The area now known as East Liverpool, Ohio, was settled at the turn of the 19th century, after it was included in a public land auction following the Revolutionary War. The town was known for a time as Fawcettstown, for an early landowner Thomas Fawcett. It became known as Liverpool in 1817, and it was renamed East Liverpool when it was incorporated as a city in 1834 to avoid confusion with the existing Ohio township of Liverpool. By the end of the 19th century, East Liverpool had become a center of the national ceramic industry, with hundreds of potteries in the vicinity. Among these was the Homer Laughlin China Co., which was led by members of the Aaron family for many years.
The industrial growth of East Liverpool and surrounding cities in the Ohio Valley such as Wellsville, Ohio; Chester and Newell, West Virginia; and Midland, Pa. attracted a small Jewish population.

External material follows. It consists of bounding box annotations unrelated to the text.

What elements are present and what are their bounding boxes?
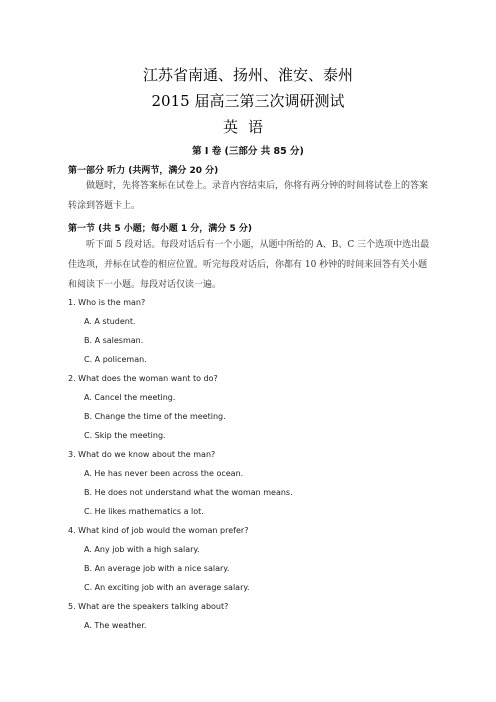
part1-title: 第一部分 听力 (共两节，满分 20 分) <box>68 166 219 176</box>
section1-instruction: 听下面 5 段对话。每段对话后有一个小题，从题中所给的 A、B、C 三个选项中选出最佳选项，并标在试卷的相应位置。听完每段对话后，你都有 10 秒钟的时间来回答有关小题和阅读下一小题。每段对话仅读一遍。 <box>68 240 430 290</box>
question-2: 2. What does the woman want to do? <box>68 374 218 383</box>
question-3: 3. What do we know about the man? <box>68 450 216 459</box>
volume-title: 第 I 卷 (三部分 共 85 分) <box>192 146 304 157</box>
question-1-option-a: A. A student. <box>84 317 136 326</box>
question-1-option-c: C. A policeman. <box>84 355 147 364</box>
section1-title: 第一节 (共 5 小题；每小题 1 分，满分 5 分) <box>68 224 252 234</box>
question-5: 5. What are the speakers talking about? <box>68 602 229 611</box>
question-4-option-b: B. An average job with a nice salary. <box>84 564 230 573</box>
question-3-option-a: A. He has never been across the ocean. <box>84 469 244 478</box>
question-5-option-a: A. The weather. <box>84 621 147 630</box>
question-1-option-b: B. A salesman. <box>84 336 144 345</box>
question-4-option-c: C. An exciting job with an average salary. <box>84 583 250 592</box>
question-2-option-c: C. Skip the meeting. <box>84 431 166 440</box>
question-4: 4. What kind of job would the woman prefer? <box>68 526 249 535</box>
exam-name-title: 2015 届高三第三次调研测试 <box>151 92 345 110</box>
question-4-option-a: A. Any job with a high salary. <box>84 545 200 554</box>
question-2-option-b: B. Change the time of the meeting. <box>84 412 226 421</box>
question-1: 1. Who is the man? <box>68 298 146 307</box>
exam-region-title: 江苏省南通、扬州、淮安、泰州 <box>142 66 353 84</box>
part1-instruction: 做题时，先将答案标在试卷上。录音内容结束后，你将有两分钟的时间将试卷上的答案转涂到答题卡上。 <box>68 181 429 211</box>
question-2-option-a: A. Cancel the meeting. <box>84 393 176 402</box>
question-3-option-b: B. He does not understand what the woman means. <box>84 488 293 497</box>
subject-title: 英语 <box>222 118 273 136</box>
question-3-option-c: C. He likes mathematics a lot. <box>84 507 204 516</box>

The earliest Jewish families to settle in the area were largely from Germany, although a few came from Poland. A small group began holding prayer services in private homes about 1880 and worshiped according to the liberal traditions of Central Europe, according to remembrances by resident Eva Wasbutzky in 1976.
The group organized a Reform congregation called B’nai Israel in 1894. The early leaders of the congregation were Julius Goetz, William Erlanger Sr. and William Erlanger Jr., Gustave Bendheim, Adolph Joseph, Henry Newman, Mendel Wasbutzky, Jacob Stein and a Mr. Lang and Mr. Livingston, according to Wasbutzky. The congregation held worship services and later religious school classes in rented halls in the city, including the Elks Lodge, the Odd Fellows Hall, the Moose Hall, the Oyster Building on East Sixth Street and the Citizens National Bank on Washington Street.
A second group of Jewish families organized an Orthodox prayer group in the early 1900s and chartered Congregation B’nai Jacob in 1908, according to a history of the community in the Jewish Criterion in 1919. The early leaders of the congregation included Abraham Fisher, Morris Sarbin, Benjamin Wolk, Meyer Reich, L. Caplan, Charles Wasbutzky, Leon Rich, Harry Godron, Morris Fineman, Harvey Aronson, Nathan Conrich, Abraham Sand, Julius Sulkes and others, according to Wasbutzky.
For a time, the religious school was the chief Jewish organization in East Liverpool and attracted children from both Reform and Orthodox families. The school held its first confirmation in 1913 with five students, and its second in 1916 with six students. As early as 1934, the school was operating under the auspices of the Southwestern District of Pennsylvania Jewish Religious Schools program, one of its few outside Pennsylvania.
By 1919, the community also had a B’nai B’rith lodge with 37 members. The lodge was later named in honor of Gustave Bendheim, a leader of the Reform contingent. The East Liverpool community had a Hadassah chapter by 1924 and a Zionist District by 1928.
Congregation B’nai Jacob built a small brick synagogue on East Third Street in 1915 at a cost of $5,000 and hired Rabbi Hyman Fine for a three-year term in 1918. The congregation established a cemetery about 1924, after previously using a section of a Jewish cemetery in Steubenville, Ohio. Congregation B’nai Israel began a fundraising campaign for its synagogue in 1919 and dedicated a $40,000 building on Fifth Street in 1922. The congregation hired Rabbi I. E. Philo, of Temple Rodef Shalom in Youngstown, Ohio, to teach religious school classes and led services on a part-time basis.
The total population of East Liverpool increased rapidly through World War I and more slowly through World War II before declining steadily through the latter half of the 20th century. The Jewish population followed a similar trend. The American Jewish Yearbook listed a population of 300 in its 1918-1919 edition, which rose to 500 by the 1928-1929 edition and 535 by the 1940-1941 edition, before falling to 365 in the 1951 edition. The yearbook listed a population of 300 in its 1984 edition and 200 in its 1992 edition.
By the early 1960s, East Liverpool and the surrounding towns could no longer support two congregations. The trustees of the B’nai Israel and B’nai Jacob voted to merge in November 1962 and created Congregation Beth Shalom. The new congregation used the former B’nai Israel synagogue and sold the East Third Street building. The merged congregation had more Torah scrolls than it required and donated one to the Hillel chapter at Oberlin College. By the time of the merger, the Orthodox contingent in East Liverpool had largely shifted toward a Conservative ideology. Congregation Beth Shalom incorporated multiple forms of worship and ritual into its communal observance.
As early as 1966, an East Liverpool Jewish Federation was organized to oversee charitable and communal activities. The membership included Congregation Beth Shalom and its Sisterhood, the local B’nai B’rith Lodge and Hadassah chapter and the Hillel Study Group. The Federation donated funds to both local and national causes.
With continued outmigration from East Liverpool, Congregation Beth Shalom had fewer than 10 members by late 2016 but continued the hold services on the High Holidays.